Alright Max was brave enough to make a guess so I’ll try one too :D.

The two plots seem really surprising to me too. Can you generate data from a truncated negative binomial in R and then fit it with brms to make sure the truncated negative binomial is working like you expect? Something like:

brm(counts | trunc(lb = 4) ~ 1, ...)

Maybe the tail behavior is making it hard for the negative binomial to fit what happens at y = 4. If that’s the case, then I guess you’ll need a more complicated distribution.

1 Like

To relevant question here is why is the minimum count 4?

If the hypothesized phenomena appears only after 4 counts then it’s natural to start modeling \text{counts} - 4, as it’s only the excess counts that manifest to that phenomena.

One the other hand if the hypothesized phenomena manifests in all counts but you require 4 for the experiment then it’s much more natural to model the truncation explicitly as it’s part of your data generating process.

Critically the negative binomial mass functions are only so flexible, and the behavior near the threshold will in general be very different between these two approaches. Based on limited details about the experiment I would speculate that the truncation is more natural, and that’s supported by the deficiencies of the excess fit.

1 Like

Hi everyone,
Thanks @bbales2 and @betanalpha for your replies! I had to take a break from this project for personal reasons and going back to it now.

The minimum count is due to the experimental design. To solve the task, people have to do a minimum of four moves, or more, so you are correct we are interested in the excess moves.

I tried with the truncation and it did not improve sufficiently.
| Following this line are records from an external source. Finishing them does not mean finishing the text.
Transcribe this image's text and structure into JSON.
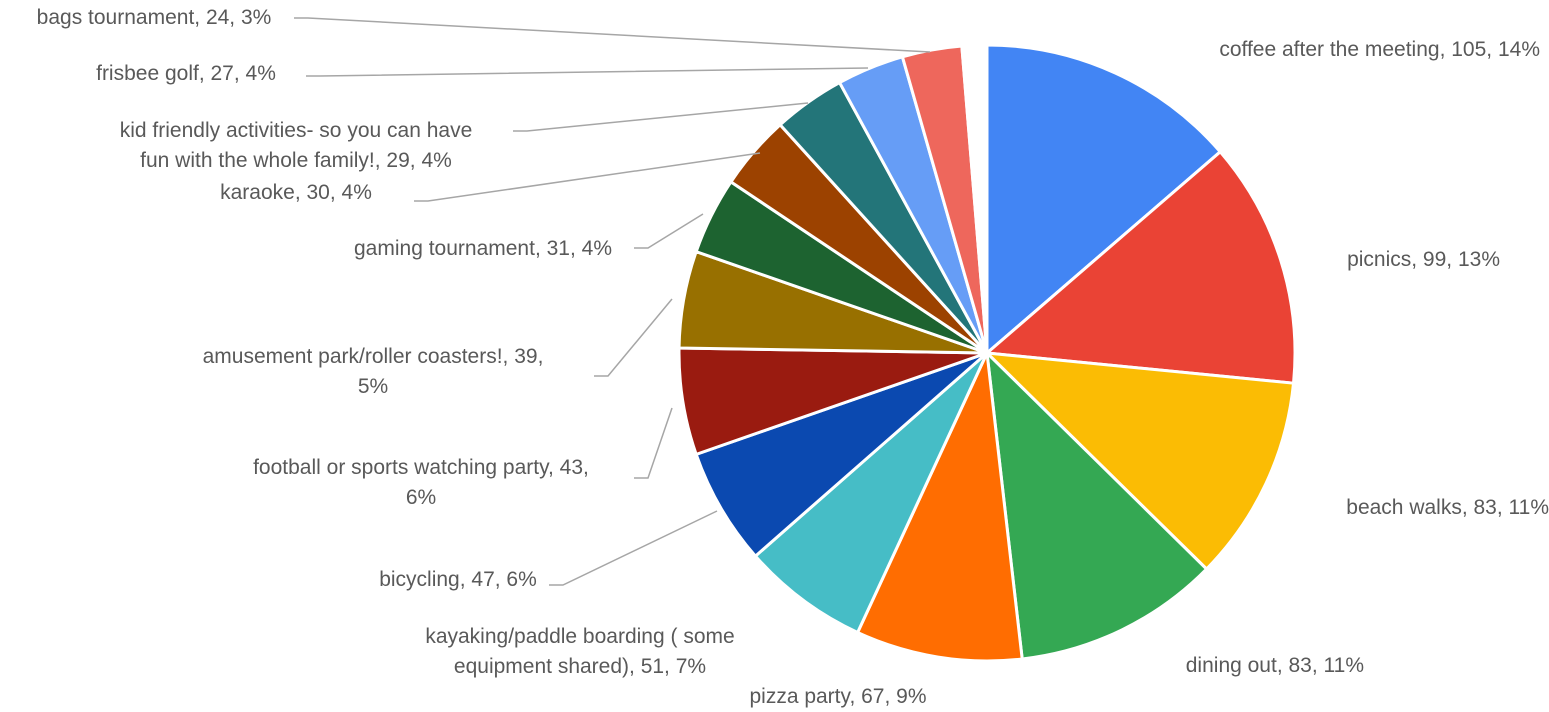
{
  "chart_data": {
    "type": "pie",
    "title": "",
    "start_angle_deg": 0,
    "direction": "clockwise",
    "legend": "none",
    "data_labels": "outside-with-leader-lines",
    "slices": [
      {
        "label": "coffee after the meeting",
        "value": 105,
        "percent": "14%",
        "color": "#4285f4",
        "text_lines": [
          "coffee after the meeting, 105, 14%"
        ]
      },
      {
        "label": "picnics",
        "value": 99,
        "percent": "13%",
        "color": "#ea4335",
        "text_lines": [
          "picnics, 99, 13%"
        ]
      },
      {
        "label": "beach walks",
        "value": 83,
        "percent": "11%",
        "color": "#fbbc04",
        "text_lines": [
          "beach walks, 83, 11%"
        ]
      },
      {
        "label": "dining out",
        "value": 83,
        "percent": "11%",
        "color": "#34a853",
        "text_lines": [
          "dining out, 83, 11%"
        ]
      },
      {
        "label": "pizza party",
        "value": 67,
        "percent": "9%",
        "color": "#ff6d01",
        "text_lines": [
          "pizza party, 67, 9%"
        ]
      },
      {
        "label": "kayaking/paddle boarding ( some equipment shared)",
        "value": 51,
        "percent": "7%",
        "color": "#46bdc6",
        "text_lines": [
          "kayaking/paddle boarding ( some",
          "equipment shared), 51, 7%"
        ]
      },
      {
        "label": "bicycling",
        "value": 47,
        "percent": "6%",
        "color": "#0b49b0",
        "text_lines": [
          "bicycling, 47, 6%"
        ]
      },
      {
        "label": "football or sports watching party",
        "value": 43,
        "percent": "6%",
        "color": "#9a1b10",
        "text_lines": [
          "football or sports watching party, 43,",
          "6%"
        ]
      },
      {
        "label": "amusement park/roller coasters!",
        "value": 39,
        "percent": "5%",
        "color": "#987000",
        "text_lines": [
          "amusement park/roller coasters!, 39,",
          "5%"
        ]
      },
      {
        "label": "gaming tournament",
        "value": 31,
        "percent": "4%",
        "color": "#1d6330",
        "text_lines": [
          "gaming tournament, 31, 4%"
        ]
      },
      {
        "label": "karaoke",
        "value": 30,
        "percent": "4%",
        "color": "#9c4200",
        "text_lines": [
          "karaoke, 30, 4%"
        ]
      },
      {
        "label": "kid friendly activities- so you can have fun with the whole family!",
        "value": 29,
        "percent": "4%",
        "color": "#237579",
        "text_lines": [
          "kid friendly activities- so you can have",
          "fun with the whole family!, 29, 4%"
        ]
      },
      {
        "label": "frisbee golf",
        "value": 27,
        "percent": "4%",
        "color": "#669df6",
        "text_lines": [
          "frisbee golf, 27, 4%"
        ]
      },
      {
        "label": "bags tournament",
        "value": 24,
        "percent": "3%",
        "color": "#ee675c",
        "text_lines": [
          "bags tournament, 24, 3%"
        ]
      },
      {
        "label": "",
        "value": 10,
        "percent": "",
        "color": "#ffffff",
        "text_lines": []
      }
    ]
  }
}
Eventually I used the acat family, as recommended elsewhere (trying to find and link to the post), which produced very good results.
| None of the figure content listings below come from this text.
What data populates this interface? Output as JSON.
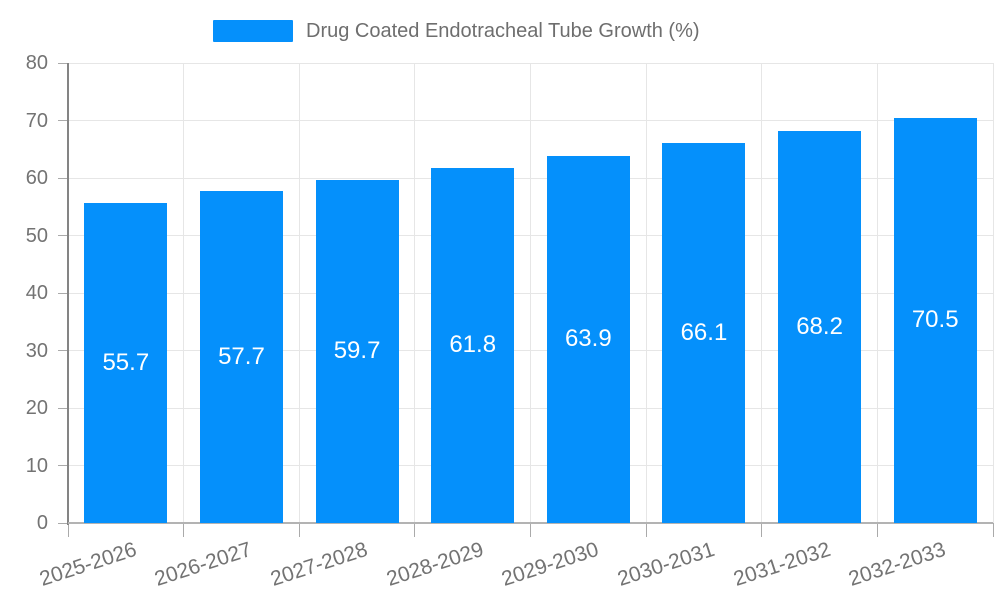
{
  "chart_data": {
    "type": "bar",
    "title": "Drug Coated Endotracheal Tube Growth (%)",
    "categories": [
      "2025-2026",
      "2026-2027",
      "2027-2028",
      "2028-2029",
      "2029-2030",
      "2030-2031",
      "2031-2032",
      "2032-2033"
    ],
    "values": [
      55.7,
      57.7,
      59.7,
      61.8,
      63.9,
      66.1,
      68.2,
      70.5
    ],
    "value_labels": [
      "55.7",
      "57.7",
      "59.7",
      "61.8",
      "63.9",
      "66.1",
      "68.2",
      "70.5"
    ],
    "xlabel": "",
    "ylabel": "",
    "ylim": [
      0,
      80
    ],
    "yticks": [
      0,
      10,
      20,
      30,
      40,
      50,
      60,
      70,
      80
    ],
    "grid": "on",
    "legend_position": "top",
    "value_label_position": "inside-center",
    "x_label_rotation_deg": -18
  },
  "colors": {
    "bar": "#0590fb",
    "value_label": "#ffffff",
    "axis_text": "#737373",
    "legend_text": "#6e6e6e",
    "grid_line": "#e6e6e6",
    "x_axis_line": "#b3b3b3",
    "y_axis_line": "#848484",
    "tick": "#aaaaaa",
    "background": "#ffffff"
  }
}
Just wanted to say thanks.
Cheers

1 Like

OK to follow up on this, in case this helps anyone in the future.

After trying the acat() family, I also tried and settled with hurdle_poisson(). I think it makes sense from a conceptual point of view (model the excess zeros as a separate process) and the pp_checks show that it captures the distribution well.

1 Like

Hi @pmavros,

I am fitting a similar model but with hospital encounters. Number of encounters at hospital is recorded as a minimum of at least one encounter.

Did you finally subtract 4 to your outcome?

Best,
Esteban

Hi @maurosc3ner

TL;DR yes i subtracted 4.

Long story:
I subtracted ‘4’ which was the behaviourally relevant minimum number (you just can’t do the task without 4 counts). In my case, because most people just did the minimum (minimised effort) this produced a lot zeros, so it made sense to use a hurdle poisson distribution, which is a two-part model. Writing it up was straightforward, although i had discuss the hurdle part and the poisson parts separately. The adjacent category (acat) model gives very good results too, at least in terms of pp_checks.

However, in the end these counts did not tell me enough about what i was observing so i reconceptualised the problem – I suppose that’s what people mean by saying to think about the generative process. There were two types of behaviours people could do, and eventually we fitted 2 separate bayesian logistic regression models (i.e. family binomial). Because the overall response was both lower and upper bounded, the formula looked like this:

brm(counts|trials(upper_bound) ~ independent variables ..., family = binomial())

This helped unpack the behaviour better. Hope this helps, let me know if this answers your question.